Professor of Medicine Victor Gordeuk, director of the Sickle Cell Center at the University of Illinois in Chicago, and his colleagues, Prof. Damiano Rondelli and Prof. Bamidele Tayo (University of Loyola, Chicago), claim the cure is bone marrow transplant.
(In conjunction with) Chief Medical Director Prof. Temitope Alonge; hematologist Dr. Titilola Akingbola, and Dr. Foluke Fasola of Nigeria’s University College Hospital, they explained:
“About 90 per cent of the approximately 450 patients who have received stem cell transplants for sickle cell disease have been children. Chemotherapy has been considered too risky for adult patients, who are often more weakened than children by the disease.
“Adults with sickle cell disease can now be cured without chemotherapy — the main barrier that has stood in the way for them for so long. Our data provide more support that this therapy is safe and effective and prevents patients from living shortened lives, condemned to pain and progressive complications.
“In the new procedure, patients receive immuno-suppressive drugs just before the transplant, along with a very low dose of total body irradiation, a treatment much less harsh and with fewer potentially serious side effects than chemotherapy.

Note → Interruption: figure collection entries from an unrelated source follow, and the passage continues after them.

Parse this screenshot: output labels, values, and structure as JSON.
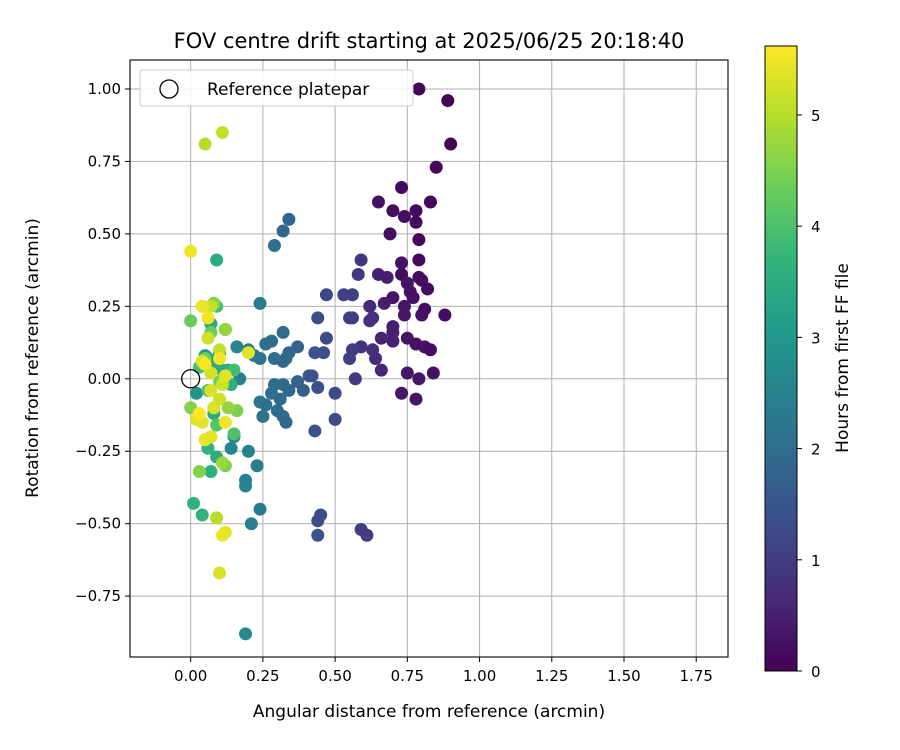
{
  "chart_data": {
    "type": "scatter",
    "title": "FOV centre drift starting at 2025/06/25 20:18:40",
    "xlabel": "Angular distance from reference (arcmin)",
    "ylabel": "Rotation from reference (arcmin)",
    "xlim": [
      -0.21,
      1.86
    ],
    "ylim": [
      -0.96,
      1.1
    ],
    "grid": true,
    "xticks": [
      0.0,
      0.25,
      0.5,
      0.75,
      1.0,
      1.25,
      1.5,
      1.75
    ],
    "xtick_labels": [
      "0.00",
      "0.25",
      "0.50",
      "0.75",
      "1.00",
      "1.25",
      "1.50",
      "1.75"
    ],
    "yticks": [
      1.0,
      0.75,
      0.5,
      0.25,
      0.0,
      -0.25,
      -0.5,
      -0.75
    ],
    "ytick_labels": [
      "1.00",
      "0.75",
      "0.50",
      "0.25",
      "0.00",
      "−0.25",
      "−0.50",
      "−0.75"
    ],
    "legend": {
      "label": "Reference platepar",
      "placement": "upper-left"
    },
    "reference_point": {
      "x": 0.0,
      "y": 0.0
    },
    "colorbar": {
      "label": "Hours from first FF file",
      "colormap": "viridis",
      "range": [
        0,
        5.62
      ],
      "ticks": [
        0,
        1,
        2,
        3,
        4,
        5
      ],
      "tick_labels": [
        "0",
        "1",
        "2",
        "3",
        "4",
        "5"
      ]
    },
    "colormap_stops": [
      "#440154",
      "#482878",
      "#3e4989",
      "#31688e",
      "#26828e",
      "#1f9e89",
      "#35b779",
      "#6ece58",
      "#b5de2b",
      "#fde725"
    ],
    "points": [
      [
        0.79,
        1.0,
        0.05
      ],
      [
        0.89,
        0.96,
        0.05
      ],
      [
        0.9,
        0.81,
        0.05
      ],
      [
        0.85,
        0.73,
        0.1
      ],
      [
        0.73,
        0.66,
        0.15
      ],
      [
        0.83,
        0.61,
        0.1
      ],
      [
        0.78,
        0.58,
        0.15
      ],
      [
        0.74,
        0.56,
        0.2
      ],
      [
        0.7,
        0.58,
        0.2
      ],
      [
        0.65,
        0.61,
        0.25
      ],
      [
        0.78,
        0.54,
        0.15
      ],
      [
        0.69,
        0.5,
        0.2
      ],
      [
        0.79,
        0.48,
        0.1
      ],
      [
        0.79,
        0.41,
        0.15
      ],
      [
        0.73,
        0.4,
        0.25
      ],
      [
        0.73,
        0.36,
        0.2
      ],
      [
        0.79,
        0.35,
        0.2
      ],
      [
        0.75,
        0.33,
        0.3
      ],
      [
        0.76,
        0.3,
        0.25
      ],
      [
        0.8,
        0.34,
        0.2
      ],
      [
        0.82,
        0.31,
        0.15
      ],
      [
        0.7,
        0.28,
        0.3
      ],
      [
        0.77,
        0.28,
        0.25
      ],
      [
        0.74,
        0.25,
        0.3
      ],
      [
        0.81,
        0.24,
        0.2
      ],
      [
        0.74,
        0.22,
        0.35
      ],
      [
        0.8,
        0.22,
        0.25
      ],
      [
        0.88,
        0.22,
        0.2
      ],
      [
        0.67,
        0.26,
        0.45
      ],
      [
        0.65,
        0.36,
        0.5
      ],
      [
        0.59,
        0.41,
        0.9
      ],
      [
        0.58,
        0.36,
        0.95
      ],
      [
        0.68,
        0.35,
        0.45
      ],
      [
        0.62,
        0.25,
        0.65
      ],
      [
        0.63,
        0.21,
        0.75
      ],
      [
        0.62,
        0.2,
        0.8
      ],
      [
        0.56,
        0.21,
        0.9
      ],
      [
        0.7,
        0.18,
        0.45
      ],
      [
        0.7,
        0.16,
        0.5
      ],
      [
        0.75,
        0.14,
        0.3
      ],
      [
        0.66,
        0.14,
        0.55
      ],
      [
        0.7,
        0.13,
        0.5
      ],
      [
        0.78,
        0.12,
        0.25
      ],
      [
        0.81,
        0.11,
        0.25
      ],
      [
        0.83,
        0.1,
        0.2
      ],
      [
        0.63,
        0.1,
        0.75
      ],
      [
        0.59,
        0.11,
        0.85
      ],
      [
        0.56,
        0.1,
        1.0
      ],
      [
        0.55,
        0.07,
        1.05
      ],
      [
        0.64,
        0.07,
        0.7
      ],
      [
        0.66,
        0.03,
        0.6
      ],
      [
        0.75,
        0.02,
        0.35
      ],
      [
        0.79,
        0.0,
        0.3
      ],
      [
        0.84,
        0.02,
        0.25
      ],
      [
        0.57,
        0.0,
        0.95
      ],
      [
        0.73,
        -0.05,
        0.35
      ],
      [
        0.78,
        -0.07,
        0.3
      ],
      [
        0.53,
        0.29,
        1.1
      ],
      [
        0.56,
        0.29,
        1.05
      ],
      [
        0.47,
        0.29,
        1.2
      ],
      [
        0.55,
        0.21,
        1.05
      ],
      [
        0.44,
        0.21,
        1.35
      ],
      [
        0.47,
        0.14,
        1.3
      ],
      [
        0.46,
        0.09,
        1.35
      ],
      [
        0.43,
        0.09,
        1.45
      ],
      [
        0.41,
        0.01,
        1.5
      ],
      [
        0.42,
        0.01,
        1.5
      ],
      [
        0.44,
        -0.03,
        1.45
      ],
      [
        0.5,
        -0.05,
        1.25
      ],
      [
        0.5,
        -0.14,
        1.3
      ],
      [
        0.43,
        -0.18,
        1.45
      ],
      [
        0.45,
        -0.47,
        1.3
      ],
      [
        0.44,
        -0.49,
        1.35
      ],
      [
        0.44,
        -0.54,
        1.4
      ],
      [
        0.59,
        -0.52,
        1.05
      ],
      [
        0.61,
        -0.54,
        1.0
      ],
      [
        0.34,
        0.55,
        1.85
      ],
      [
        0.32,
        0.51,
        1.9
      ],
      [
        0.29,
        0.46,
        2.05
      ],
      [
        0.37,
        0.11,
        1.75
      ],
      [
        0.34,
        0.09,
        1.85
      ],
      [
        0.32,
        0.06,
        1.9
      ],
      [
        0.28,
        0.13,
        2.0
      ],
      [
        0.32,
        0.16,
        1.95
      ],
      [
        0.26,
        0.12,
        2.05
      ],
      [
        0.29,
        0.07,
        2.0
      ],
      [
        0.33,
        0.07,
        1.9
      ],
      [
        0.37,
        -0.01,
        1.75
      ],
      [
        0.39,
        -0.04,
        1.7
      ],
      [
        0.34,
        -0.04,
        1.85
      ],
      [
        0.32,
        -0.02,
        1.9
      ],
      [
        0.29,
        -0.02,
        2.0
      ],
      [
        0.28,
        -0.05,
        2.05
      ],
      [
        0.31,
        -0.07,
        1.95
      ],
      [
        0.24,
        -0.08,
        2.15
      ],
      [
        0.26,
        -0.09,
        2.1
      ],
      [
        0.3,
        -0.11,
        2.0
      ],
      [
        0.32,
        -0.13,
        1.95
      ],
      [
        0.33,
        -0.15,
        1.9
      ],
      [
        0.25,
        -0.13,
        2.15
      ],
      [
        0.22,
        0.08,
        2.3
      ],
      [
        0.24,
        0.07,
        2.2
      ],
      [
        0.24,
        0.26,
        2.35
      ],
      [
        0.16,
        0.11,
        2.55
      ],
      [
        0.2,
        0.1,
        2.4
      ],
      [
        0.17,
        0.0,
        2.45
      ],
      [
        0.15,
        -0.2,
        2.6
      ],
      [
        0.14,
        -0.24,
        2.6
      ],
      [
        0.2,
        -0.25,
        2.5
      ],
      [
        0.23,
        -0.3,
        2.4
      ],
      [
        0.19,
        -0.35,
        2.5
      ],
      [
        0.19,
        -0.37,
        2.5
      ],
      [
        0.24,
        -0.45,
        2.35
      ],
      [
        0.21,
        -0.5,
        2.4
      ],
      [
        0.19,
        -0.88,
        2.65
      ],
      [
        0.02,
        -0.05,
        2.9
      ],
      [
        0.05,
        0.08,
        2.95
      ],
      [
        0.06,
        0.07,
        3.0
      ],
      [
        0.09,
        0.41,
        3.45
      ],
      [
        0.08,
        0.26,
        3.5
      ],
      [
        0.1,
        0.09,
        3.3
      ],
      [
        0.07,
        0.19,
        3.35
      ],
      [
        0.09,
        0.05,
        3.4
      ],
      [
        0.13,
        0.03,
        3.45
      ],
      [
        0.11,
        0.03,
        3.5
      ],
      [
        0.14,
        -0.02,
        3.55
      ],
      [
        0.08,
        -0.12,
        3.5
      ],
      [
        0.06,
        -0.24,
        3.6
      ],
      [
        0.09,
        -0.27,
        3.5
      ],
      [
        0.07,
        -0.32,
        3.55
      ],
      [
        0.01,
        -0.43,
        3.6
      ],
      [
        0.04,
        -0.47,
        3.65
      ],
      [
        0.12,
        0.17,
        3.8
      ],
      [
        0.09,
        0.25,
        3.9
      ],
      [
        0.15,
        0.03,
        3.9
      ],
      [
        0.03,
        0.04,
        3.95
      ],
      [
        0.06,
        -0.04,
        4.05
      ],
      [
        0.09,
        -0.16,
        4.1
      ],
      [
        0.15,
        -0.19,
        4.0
      ],
      [
        0.0,
        0.2,
        4.3
      ],
      [
        0.07,
        0.16,
        4.3
      ],
      [
        0.05,
        0.07,
        4.35
      ],
      [
        0.1,
        -0.01,
        4.4
      ],
      [
        0.12,
        -0.3,
        4.5
      ],
      [
        0.03,
        -0.32,
        4.55
      ],
      [
        0.0,
        -0.1,
        4.55
      ],
      [
        0.16,
        -0.11,
        4.5
      ],
      [
        0.08,
        0.26,
        4.6
      ],
      [
        0.12,
        0.17,
        4.7
      ],
      [
        0.04,
        0.25,
        4.75
      ],
      [
        0.13,
        -0.1,
        4.7
      ],
      [
        0.11,
        -0.29,
        4.75
      ],
      [
        0.05,
        0.81,
        5.0
      ],
      [
        0.11,
        0.85,
        5.1
      ],
      [
        0.07,
        0.25,
        5.15
      ],
      [
        0.1,
        0.1,
        5.1
      ],
      [
        0.06,
        0.14,
        5.2
      ],
      [
        0.04,
        0.06,
        5.3
      ],
      [
        0.07,
        0.02,
        5.25
      ],
      [
        0.11,
        -0.02,
        5.2
      ],
      [
        0.1,
        -0.07,
        5.2
      ],
      [
        0.07,
        -0.04,
        5.3
      ],
      [
        0.08,
        -0.1,
        5.3
      ],
      [
        0.12,
        0.01,
        5.35
      ],
      [
        0.02,
        -0.14,
        5.35
      ],
      [
        0.04,
        -0.15,
        5.4
      ],
      [
        0.05,
        -0.21,
        5.45
      ],
      [
        0.07,
        -0.2,
        5.4
      ],
      [
        0.09,
        -0.48,
        5.0
      ],
      [
        0.12,
        -0.53,
        5.4
      ],
      [
        0.11,
        -0.54,
        5.45
      ],
      [
        0.1,
        -0.67,
        5.3
      ],
      [
        0.0,
        0.44,
        5.5
      ],
      [
        0.04,
        0.25,
        5.45
      ],
      [
        0.06,
        0.21,
        5.5
      ],
      [
        0.1,
        0.07,
        5.55
      ],
      [
        0.12,
        -0.15,
        5.5
      ],
      [
        0.2,
        0.09,
        5.35
      ],
      [
        0.05,
        0.05,
        5.55
      ],
      [
        0.03,
        -0.12,
        5.6
      ]
    ]
  }
}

“Donor cells from a healthy and tissue-matched sibling are transfused into the patient. Stem cells from the donor produce healthy new blood cells in the patient, eventually in sufficient quantity to eliminate symptoms. In many cases, sickle cells can no longer be detected. Patients must continue to take immunosuppressant drugs for at least a year.

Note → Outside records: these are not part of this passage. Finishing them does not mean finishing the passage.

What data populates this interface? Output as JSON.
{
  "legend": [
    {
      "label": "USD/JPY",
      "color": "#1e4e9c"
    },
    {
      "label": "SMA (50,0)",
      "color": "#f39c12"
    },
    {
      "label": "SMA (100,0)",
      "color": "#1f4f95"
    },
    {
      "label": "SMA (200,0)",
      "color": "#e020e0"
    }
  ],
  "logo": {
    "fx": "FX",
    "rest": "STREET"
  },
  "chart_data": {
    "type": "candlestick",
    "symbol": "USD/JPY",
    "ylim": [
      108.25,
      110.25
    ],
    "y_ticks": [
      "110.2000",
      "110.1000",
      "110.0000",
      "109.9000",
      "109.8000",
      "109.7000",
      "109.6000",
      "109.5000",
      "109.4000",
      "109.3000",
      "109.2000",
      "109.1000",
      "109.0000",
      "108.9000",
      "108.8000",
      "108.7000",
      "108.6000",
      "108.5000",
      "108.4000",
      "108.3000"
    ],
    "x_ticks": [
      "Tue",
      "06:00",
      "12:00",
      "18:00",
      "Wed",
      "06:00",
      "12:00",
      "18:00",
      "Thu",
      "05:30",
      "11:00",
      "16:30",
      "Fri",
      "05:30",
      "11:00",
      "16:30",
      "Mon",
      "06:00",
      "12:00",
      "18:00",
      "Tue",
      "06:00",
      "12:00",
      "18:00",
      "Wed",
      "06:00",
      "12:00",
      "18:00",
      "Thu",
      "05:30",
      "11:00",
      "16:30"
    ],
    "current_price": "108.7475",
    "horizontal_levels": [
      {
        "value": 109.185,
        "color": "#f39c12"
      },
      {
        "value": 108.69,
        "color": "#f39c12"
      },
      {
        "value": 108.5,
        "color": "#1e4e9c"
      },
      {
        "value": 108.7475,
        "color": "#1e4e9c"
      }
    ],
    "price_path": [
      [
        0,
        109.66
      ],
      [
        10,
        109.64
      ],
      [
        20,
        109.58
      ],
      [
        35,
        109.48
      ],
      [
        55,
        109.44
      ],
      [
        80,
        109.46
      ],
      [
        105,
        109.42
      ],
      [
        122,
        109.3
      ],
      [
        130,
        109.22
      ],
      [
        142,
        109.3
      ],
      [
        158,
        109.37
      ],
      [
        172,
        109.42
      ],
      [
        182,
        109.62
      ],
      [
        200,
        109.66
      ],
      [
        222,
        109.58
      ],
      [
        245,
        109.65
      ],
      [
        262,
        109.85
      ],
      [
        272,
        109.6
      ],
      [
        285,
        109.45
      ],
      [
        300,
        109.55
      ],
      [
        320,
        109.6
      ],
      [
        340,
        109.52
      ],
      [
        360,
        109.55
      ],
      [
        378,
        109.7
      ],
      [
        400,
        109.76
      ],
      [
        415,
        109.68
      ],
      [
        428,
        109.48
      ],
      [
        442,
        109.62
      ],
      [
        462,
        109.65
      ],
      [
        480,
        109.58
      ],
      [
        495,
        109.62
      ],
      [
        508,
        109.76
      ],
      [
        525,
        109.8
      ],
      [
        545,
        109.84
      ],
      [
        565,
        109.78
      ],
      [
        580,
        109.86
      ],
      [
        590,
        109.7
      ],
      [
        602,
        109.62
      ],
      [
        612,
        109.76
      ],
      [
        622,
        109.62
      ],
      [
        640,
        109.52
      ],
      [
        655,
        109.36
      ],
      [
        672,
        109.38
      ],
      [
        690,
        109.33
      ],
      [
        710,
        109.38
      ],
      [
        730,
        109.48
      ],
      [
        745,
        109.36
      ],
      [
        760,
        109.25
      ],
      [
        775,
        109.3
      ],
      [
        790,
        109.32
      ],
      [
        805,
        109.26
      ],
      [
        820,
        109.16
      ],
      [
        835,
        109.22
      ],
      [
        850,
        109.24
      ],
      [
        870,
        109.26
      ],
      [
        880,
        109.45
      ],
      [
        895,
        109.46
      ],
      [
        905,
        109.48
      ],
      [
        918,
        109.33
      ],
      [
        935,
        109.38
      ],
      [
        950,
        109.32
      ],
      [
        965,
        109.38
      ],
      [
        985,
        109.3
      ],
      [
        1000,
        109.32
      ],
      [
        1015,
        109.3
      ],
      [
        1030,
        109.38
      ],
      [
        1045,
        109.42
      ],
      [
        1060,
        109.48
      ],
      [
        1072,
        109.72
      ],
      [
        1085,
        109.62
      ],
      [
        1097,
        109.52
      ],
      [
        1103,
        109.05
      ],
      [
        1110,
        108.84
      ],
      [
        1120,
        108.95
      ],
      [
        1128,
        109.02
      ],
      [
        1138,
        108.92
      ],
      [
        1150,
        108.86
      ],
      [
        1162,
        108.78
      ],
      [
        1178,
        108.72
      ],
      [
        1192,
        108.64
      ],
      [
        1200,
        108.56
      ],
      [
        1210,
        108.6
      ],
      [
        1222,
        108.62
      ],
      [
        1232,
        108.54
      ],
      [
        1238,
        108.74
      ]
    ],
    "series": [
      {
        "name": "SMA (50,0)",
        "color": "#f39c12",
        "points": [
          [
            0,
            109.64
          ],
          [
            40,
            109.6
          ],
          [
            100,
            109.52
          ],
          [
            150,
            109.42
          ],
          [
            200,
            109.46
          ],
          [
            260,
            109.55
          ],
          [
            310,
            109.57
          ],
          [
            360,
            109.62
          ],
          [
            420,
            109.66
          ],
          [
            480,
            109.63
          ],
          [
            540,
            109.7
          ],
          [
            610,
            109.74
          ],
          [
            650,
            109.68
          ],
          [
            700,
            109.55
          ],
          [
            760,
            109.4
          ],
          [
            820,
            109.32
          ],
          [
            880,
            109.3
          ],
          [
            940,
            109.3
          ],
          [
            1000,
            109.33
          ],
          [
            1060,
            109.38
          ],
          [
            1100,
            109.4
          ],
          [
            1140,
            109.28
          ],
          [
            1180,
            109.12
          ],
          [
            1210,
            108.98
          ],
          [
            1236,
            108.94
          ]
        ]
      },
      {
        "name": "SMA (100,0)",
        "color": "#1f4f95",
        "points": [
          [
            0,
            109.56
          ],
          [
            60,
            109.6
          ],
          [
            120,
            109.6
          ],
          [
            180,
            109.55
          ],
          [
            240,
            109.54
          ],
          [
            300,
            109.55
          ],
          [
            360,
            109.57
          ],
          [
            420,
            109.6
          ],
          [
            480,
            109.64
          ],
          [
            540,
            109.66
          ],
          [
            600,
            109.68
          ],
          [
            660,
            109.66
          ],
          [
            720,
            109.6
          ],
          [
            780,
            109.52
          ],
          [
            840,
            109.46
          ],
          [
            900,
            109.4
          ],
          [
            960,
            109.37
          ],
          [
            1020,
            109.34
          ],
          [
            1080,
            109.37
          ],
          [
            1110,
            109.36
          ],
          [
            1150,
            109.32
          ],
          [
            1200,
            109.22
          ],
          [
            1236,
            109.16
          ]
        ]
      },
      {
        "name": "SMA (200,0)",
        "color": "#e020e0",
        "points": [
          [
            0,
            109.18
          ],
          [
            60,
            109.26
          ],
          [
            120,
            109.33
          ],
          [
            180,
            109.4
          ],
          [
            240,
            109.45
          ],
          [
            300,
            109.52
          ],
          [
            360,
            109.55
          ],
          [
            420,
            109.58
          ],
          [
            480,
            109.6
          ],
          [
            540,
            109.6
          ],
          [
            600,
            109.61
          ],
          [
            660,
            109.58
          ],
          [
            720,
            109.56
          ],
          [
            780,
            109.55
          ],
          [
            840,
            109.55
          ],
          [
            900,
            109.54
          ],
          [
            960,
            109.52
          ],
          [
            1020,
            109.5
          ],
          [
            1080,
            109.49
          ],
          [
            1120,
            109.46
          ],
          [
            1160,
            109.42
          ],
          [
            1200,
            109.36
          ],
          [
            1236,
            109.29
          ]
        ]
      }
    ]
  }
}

“With this chemotherapy-free transplant, we are curing adults with sickle cell disease, and we see that their quality of life improves fast within just one month of the transplant.”

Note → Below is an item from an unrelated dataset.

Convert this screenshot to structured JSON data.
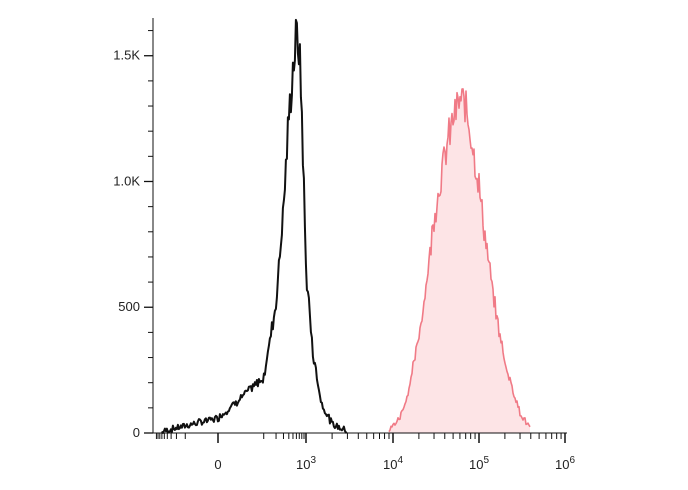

Sickle Cell Anemia is a severe form of hereditary anemia in which a mutated form of hemoglobin distorts the red blood cells into a crescent shape. It affects more than five million Nigerians and 1 in 5,000 Americans, mostly those of Sub-Saharan African descent. The Sickle cell trait occurs among about 1 in 12 African-Americans and 1 in 100 Hispanic-Americans. It is estimated that 2.5 million Americans are carriers of the trait.
Symptoms include low energy, dehydration, jaundice, sudden attacks of severe pain, and premature formation of gallstones. Until now, stem cell transplantation has been the only cure, but most patients are either too old or don’t have a relative who is a good enough genetic match for them to act as a donor.